Diese InvalidOperationException bedeutet, dass PublishTrimmed oder PublishAot JsonSerializerIsReflectionEnabledByDefault auf false gesetzt hat. Die Lösung ist ein generierter JsonSerializerContext.

In Ihrem Projekt steht PublishTrimmed oder PublishAot auf true, und das .NET SDK hat daraufhin JsonSerializerIsReflectionEnabledByDefault auf false gesetzt. Damit ist der reflexionsbasierte Contract-Resolver abgeschaltet, auf den sich JsonSerializer.Serialize(obj) stillschweigend verlässt. Die Lösung besteht darin, dem Serializer eine Contract-Quelle zu geben: Fügen Sie eine partial class hinzu, die von JsonSerializerContext ableitet, versehen Sie sie mit [JsonSerializable(typeof(YourType))] und übergeben Sie MyContext.Default.YourType (oder setzen Sie options.TypeInfoResolver = MyContext.Default) an jeder Aufrufstelle.

System.InvalidOperationException: Reflection-based serialization has been disabled for this application. Either use the source generator APIs or explicitly configure the 'JsonSerializerOptions.TypeInfoResolver' property.
   at System.Text.Json.ThrowHelper.ThrowInvalidOperationException_JsonSerializerIsReflectionDisabled()
   at System.Text.Json.JsonSerializerOptions.ConfigureForJsonSerializer()
   at System.Text.Json.JsonSerializerOptions.GetTypeInfoForRootType(Type type, Boolean fallBackToNearestAncestorType)
   at System.Text.Json.JsonSerializer.Serialize[TValue](TValue value, JsonSerializerOptions options)
   at MyApp.Program.Main(String[] args)

Der exakte Text stammt aus der Ressource JsonSerializerIsReflectionDisabled in System.Text.Json und ist seit .NET 8 unverändert formuliert. Alles Folgende zielt auf das .NET 11 SDK (11.0.100) und C# 14, das Verhalten ist auf net8.0 und neuer aber identisch, denn dort wurde der Schalter eingeführt.

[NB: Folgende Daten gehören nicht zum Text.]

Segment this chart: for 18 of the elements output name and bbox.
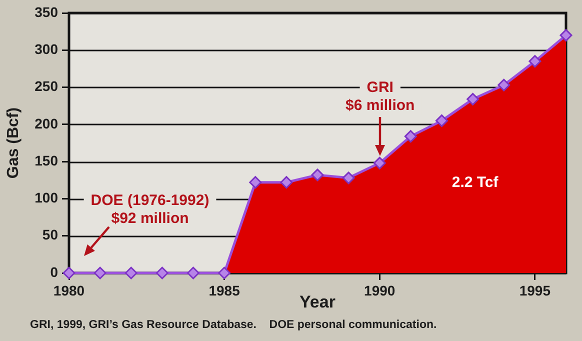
y-tick-label: 100 [34,190,58,206]
y-tick-label: 300 [34,41,58,57]
x-tick-label: 1985 [208,282,240,298]
y-tick-label: 350 [34,4,58,20]
x-axis-title: Year [300,292,336,312]
annotation: GRI $6 million [346,79,415,114]
annotation: DOE (1976-1992) $92 million [90,192,210,228]
text: GRI, 1999, GRI’s Gas Resource Database. DOE personal communication. [30,319,437,332]
y-tick-label: 250 [34,78,58,94]
y-tick-label: 150 [34,152,58,168]
y-tick-label: 50 [42,226,58,243]
annotation: 2.2 Tcf [452,174,500,191]
y-axis-title: Gas (Bcf) [5,107,22,179]
x-tick-label: 1995 [519,282,551,298]
y-tick-label: 0 [50,264,58,280]
x-tick-label: 1980 [53,282,85,298]
y-tick-label: 200 [34,115,58,132]
x-tick-label: 1990 [364,282,396,298]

Warum in einem Projekt, das Sie nie konfiguriert haben, Reflexion abgeschaltet ist

System.Text.Json ermittelt die Form eines Typs auf zwei Wegen: zur Laufzeit per Reflexion (DefaultJsonTypeInfoResolver) oder zur Kompilierzeit per Source Generator (JsonSerializerContext). Wenn Sie JsonSerializer.Serialize(obj) ohne Optionen aufrufen, greift der reflexionsbasierte Resolver.

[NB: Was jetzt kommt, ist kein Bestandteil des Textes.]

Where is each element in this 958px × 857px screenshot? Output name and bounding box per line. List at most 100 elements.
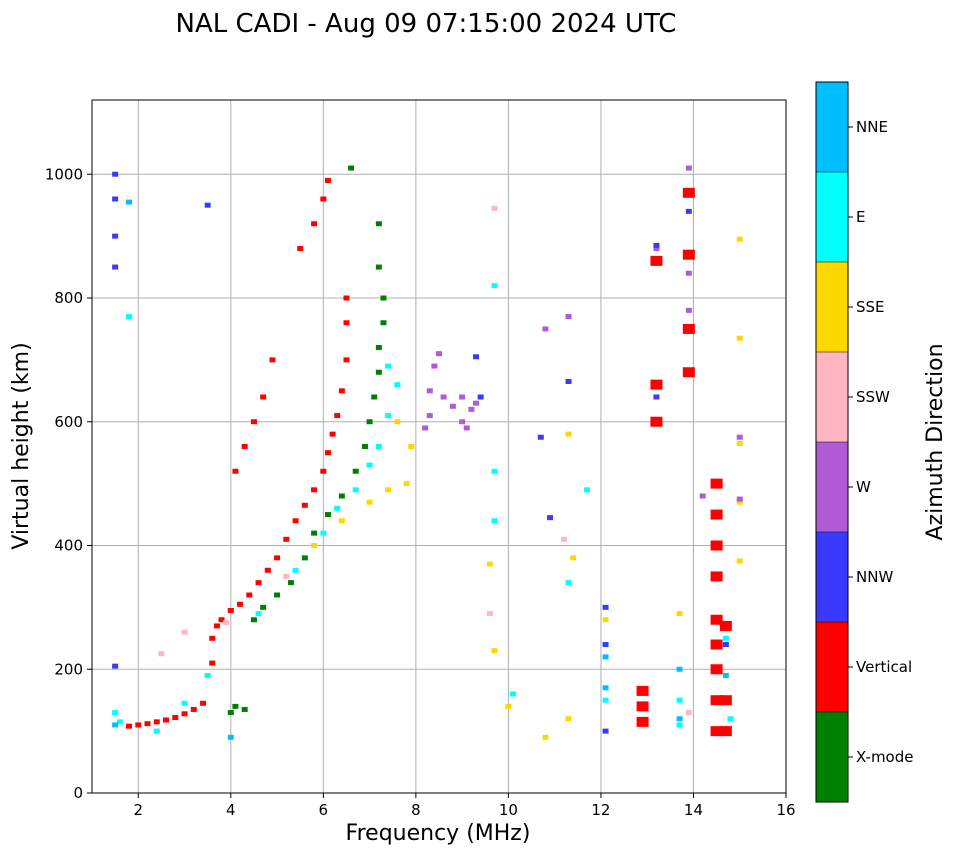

Reflexion überlebt das Trimming nicht. Der Trimmer entfernt Member, deren Erreichbarkeit er nicht beweisen kann, und Property-Getter, die nur über PropertyInfo aufgerufen werden, sind genau das: für die statische Analyse unerreichbar. Vor .NET 8 hat eine getrimmte App munter serialisiert und dabei stillschweigend die Eigenschaften weggelassen, die der Trimmer gelöscht hatte. Stiller Datenverlust ist schlimmer als ein Absturz, deshalb hat .NET 8 den Standard geändert: PublishTrimmed auf true zu setzen setzt automatisch JsonSerializerIsReflectionEnabledByDefault auf false, sofern Sie nichts anderes angeben. PublishAot impliziert PublishTrimmed, also erben Native-AOT-Apps denselben Standard.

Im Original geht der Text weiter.